Chicken pot pie has been a comfort food classic for generations. It’s creamy, rich, and full of flavor. It’s also super easy to make, especially with a ready made crust. This chicken pot pie recipe is sure to please everyone at the table. It’s a great way to use up leftover chicken or to make a delicious meal with a rotisserie chicken. The creamy gravy and the flaky crust are a match made in heaven. This chicken pot pie recipe is a classic and it’s sure to become a family favorite!

Prep Time

This chicken pot pie recipe is quick and easy to make. You can have it prepped and ready to go in about 15 minutes. All you need to do is gather your ingredients, chop the vegetables, and mix together the gravy.

Cook Time

This chicken pot pie recipe will take about an hour to cook. You’ll want to preheat your oven to 350°F and bake the pot pie for about 45 minutes. You can check it by inserting a knife into the center to make sure it’s cooked through. You can also check the temperature with a thermometer.
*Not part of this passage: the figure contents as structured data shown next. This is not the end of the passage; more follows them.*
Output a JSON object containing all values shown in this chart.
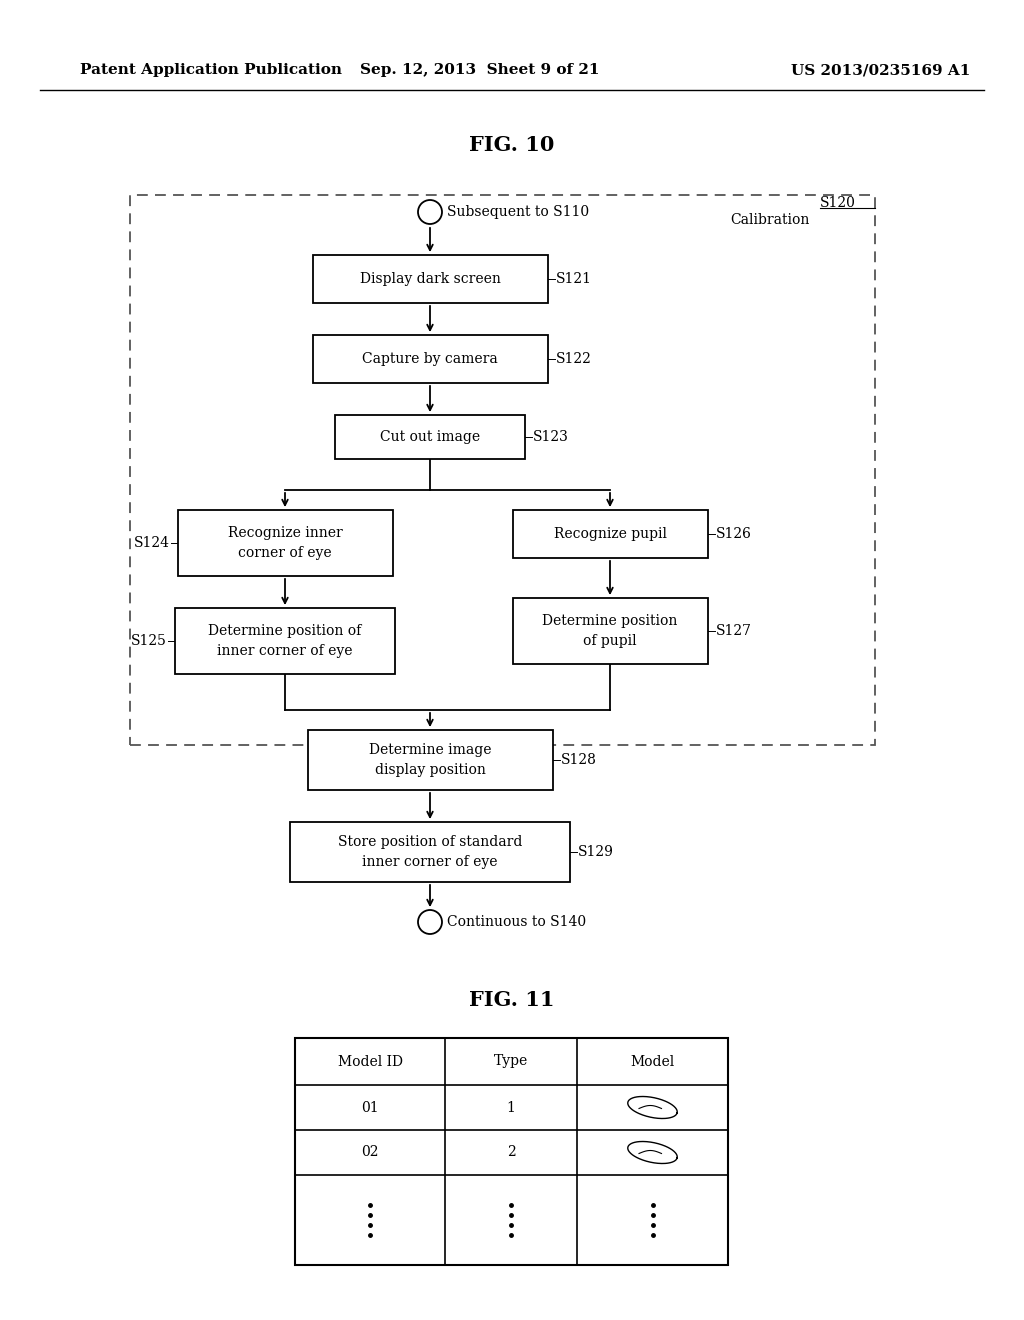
{
  "bg_color": "#ffffff",
  "header_left": "Patent Application Publication",
  "header_center": "Sep. 12, 2013  Sheet 9 of 21",
  "header_right": "US 2013/0235169 A1",
  "fig10_title": "FIG. 10",
  "fig11_title": "FIG. 11",
  "box_face": "#ffffff",
  "box_edge": "#000000",
  "arrow_color": "#000000"
}
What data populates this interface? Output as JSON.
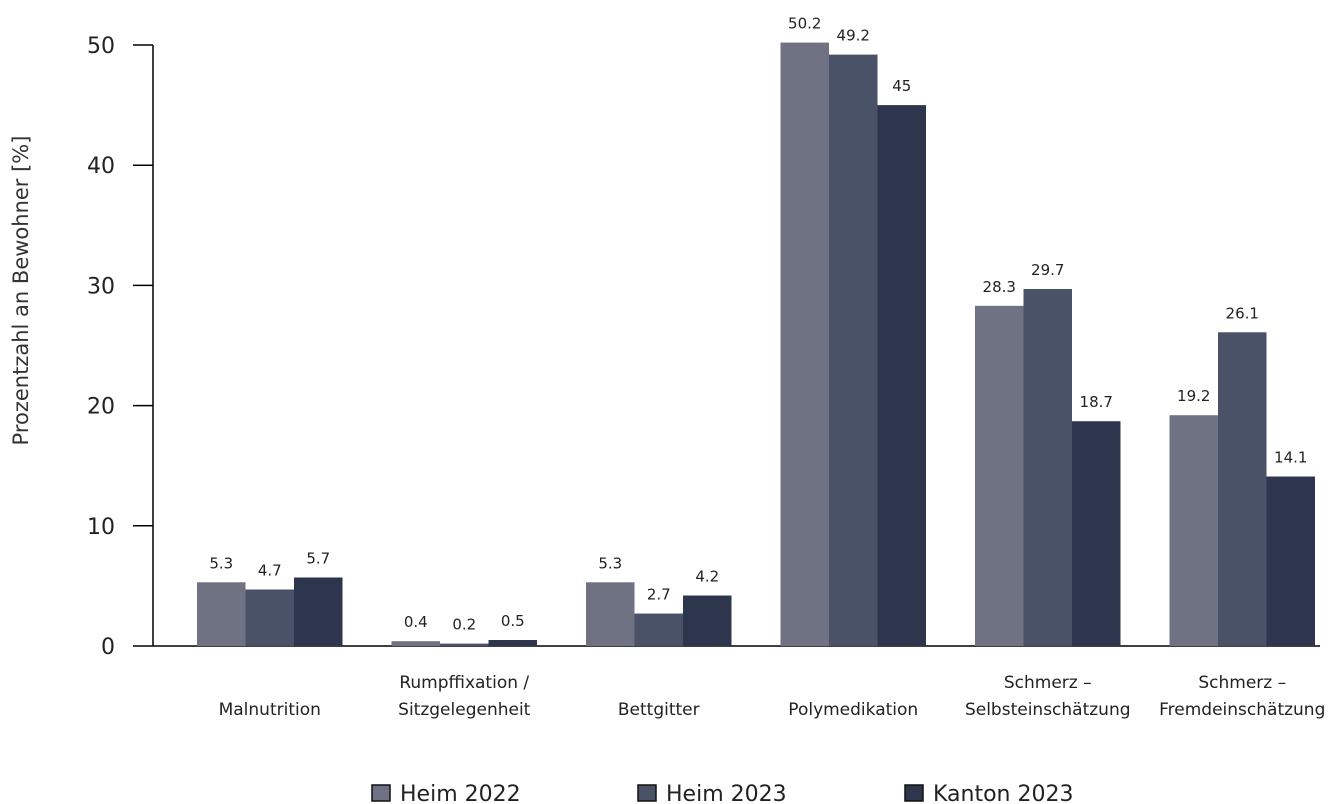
{
  "chart_data": {
    "type": "bar",
    "title": "",
    "xlabel": "",
    "ylabel": "Prozentzahl an Bewohner [%]",
    "ylim": [
      0,
      50
    ],
    "yticks": [
      0,
      10,
      20,
      30,
      40,
      50
    ],
    "grid": false,
    "legend_position": "bottom",
    "categories": [
      [
        "Malnutrition"
      ],
      [
        "Rumpffixation /",
        "Sitzgelegenheit"
      ],
      [
        "Bettgitter"
      ],
      [
        "Polymedikation"
      ],
      [
        "Schmerz –",
        "Selbsteinschätzung"
      ],
      [
        "Schmerz –",
        "Fremdeinschätzung"
      ]
    ],
    "series": [
      {
        "name": "Heim 2022",
        "color": "#6e7282",
        "values": [
          5.3,
          0.4,
          5.3,
          50.2,
          28.3,
          19.2
        ],
        "labels": [
          "5.3",
          "0.4",
          "5.3",
          "50.2",
          "28.3",
          "19.2"
        ]
      },
      {
        "name": "Heim 2023",
        "color": "#4a5267",
        "values": [
          4.7,
          0.2,
          2.7,
          49.2,
          29.7,
          26.1
        ],
        "labels": [
          "4.7",
          "0.2",
          "2.7",
          "49.2",
          "29.7",
          "26.1"
        ]
      },
      {
        "name": "Kanton 2023",
        "color": "#2d364d",
        "values": [
          5.7,
          0.5,
          4.2,
          45,
          18.7,
          14.1
        ],
        "labels": [
          "5.7",
          "0.5",
          "4.2",
          "45",
          "18.7",
          "14.1"
        ]
      }
    ]
  }
}
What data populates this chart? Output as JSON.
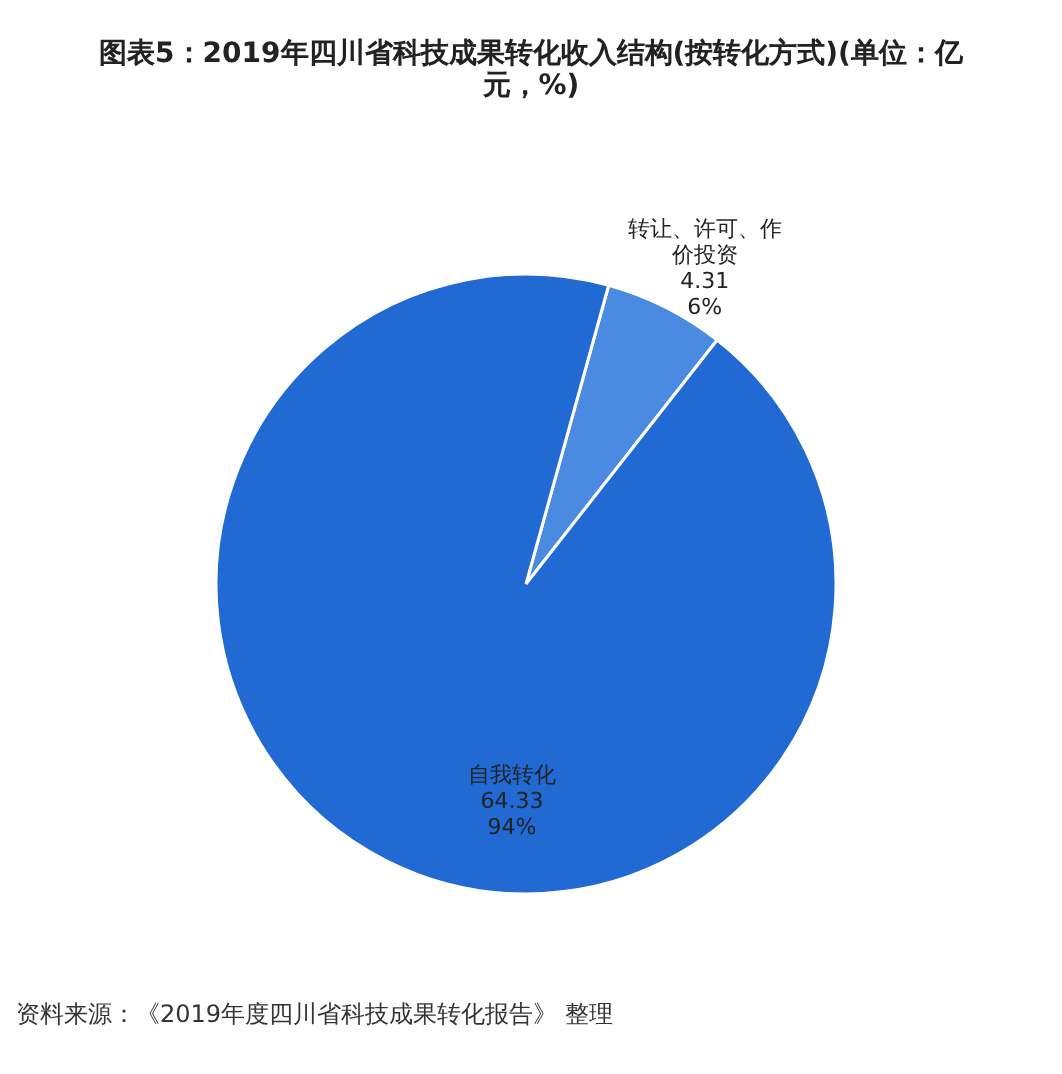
{
  "chart_data": {
    "type": "pie",
    "title": "图表5：2019年四川省科技成果转化收入结构(按转化方式)(单位：亿元，%)",
    "categories": [
      "转让、许可、作价投资",
      "自我转化"
    ],
    "values": [
      4.31,
      64.33
    ],
    "colors": [
      "#4a8ae0",
      "#2169d3"
    ],
    "value_labels": [
      "4.31\n6%",
      "64.33\n94%"
    ],
    "annotations": [
      "资料来源：《2019年度四川省科技成果转化报告》 整理"
    ]
  }
}
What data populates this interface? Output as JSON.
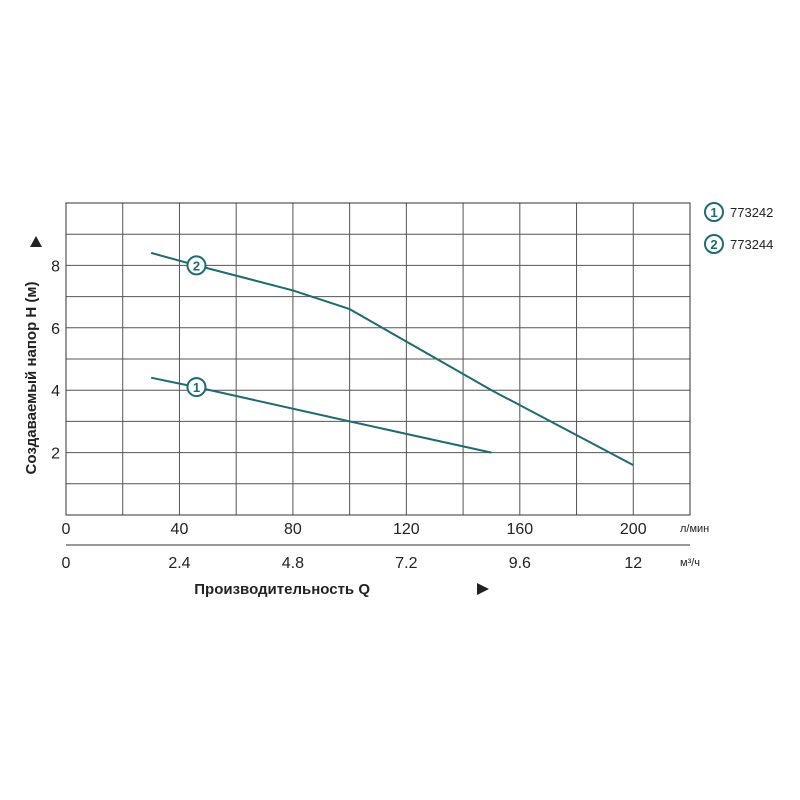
{
  "chart_data": {
    "type": "line",
    "x_unit_primary": "л/мин",
    "x_unit_secondary": "м³/ч",
    "xlim": [
      0,
      220
    ],
    "ylim": [
      0,
      10
    ],
    "grid": true,
    "x_ticks_primary": [
      "0",
      "40",
      "80",
      "120",
      "160",
      "200"
    ],
    "x_ticks_primary_values": [
      0,
      40,
      80,
      120,
      160,
      200
    ],
    "x_ticks_secondary": [
      "0",
      "2.4",
      "4.8",
      "7.2",
      "9.6",
      "12"
    ],
    "y_ticks": [
      "2",
      "4",
      "6",
      "8"
    ],
    "y_ticks_values": [
      2,
      4,
      6,
      8
    ],
    "xlabel": "Производительность Q",
    "ylabel": "Создаваемый напор H (м)",
    "series": [
      {
        "marker": "1",
        "name": "773242",
        "color": "#1f6b73",
        "x": [
          30,
          46,
          100,
          150
        ],
        "y": [
          4.4,
          4.1,
          3.0,
          2.0
        ]
      },
      {
        "marker": "2",
        "name": "773244",
        "color": "#1f6b73",
        "x": [
          30,
          46,
          80,
          100,
          150,
          200
        ],
        "y": [
          8.4,
          8.0,
          7.2,
          6.6,
          4.0,
          1.6
        ]
      }
    ],
    "legend_position": "right"
  }
}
The internal temperature should read 165°F.

Ingredients

  • 2 tablespoons butter
  • 1 onion, diced
  • 1/2 cup carrots, diced
  • 1 cup frozen peas
  • 2 cloves garlic, minced
  • 2 tablespoons all-purpose flour
  • 1 1/2 cups chicken broth
  • 1/2 cup milk
  • 1 teaspoon dried thyme
  • 1/2 teaspoon salt
  • 1/2 teaspoon black pepper
  • 2 cups cooked chicken, shredded
  • 1 9-inch ready made pie crust

Instructions

  1. Preheat oven to 350°F.
  2. Melt butter in a large skillet over medium heat.
  3. Add onions, carrots, and peas and cook for 8-10 minutes, stirring occasionally, until vegetables are softened.
  4. Add garlic and cook for 1 minute.
  5. Stir in flour and cook for 1 minute.
  6. Slowly add chicken broth, whisking constantly until there are no lumps.
  7. Add milk, thyme, salt and pepper and stir to combine.
  8. Bring to a simmer and cook for 5 minutes, stirring occasionally.
  9. Stir in chicken and cook for 1 minute.
  10. Pour mixture into a 9-inch pie plate and top with ready made pie crust.
  11. Bake for 45 minutes, or until crust is golden brown and filling is bubbly.
  12. Remove from oven and let cool for 10 minutes before serving.

Equipment

  • Large skillet
  • 9-inch pie plate
  • Whisk
  • Knife
  • Thermometer (optional)

Notes

You can substitute the vegetables in this recipe for whatever you have on hand. You can also use any type of cooked chicken such as rotisserie chicken or leftover chicken. If you prefer a creamier sauce, you can add an extra 1/2 cup of milk. If you want to lighten up the recipe, you can use low-fat milk or low-sodium broth.

Nutrition: Per Serving

  • Calories: 316
  • Fat: 15.6g
  • Carbohydrates: 23.1g
  • Protein: 17.6g
  • Sodium: 581mg
  • Fiber: 2.5g

Recipe Tips

This chicken pot pie recipe is a great way to use up leftovers. You can also add some cubed potatoes or other vegetables to the filling. If you’re short on time, you can skip the pre-baking step and just bake the pot pie for about an hour. You can also use a pre-made refrigerated pie crust for an even quicker option. This chicken pot pie recipe is a great way to enjoy a classic comfort food without spending too much time in the kitchen.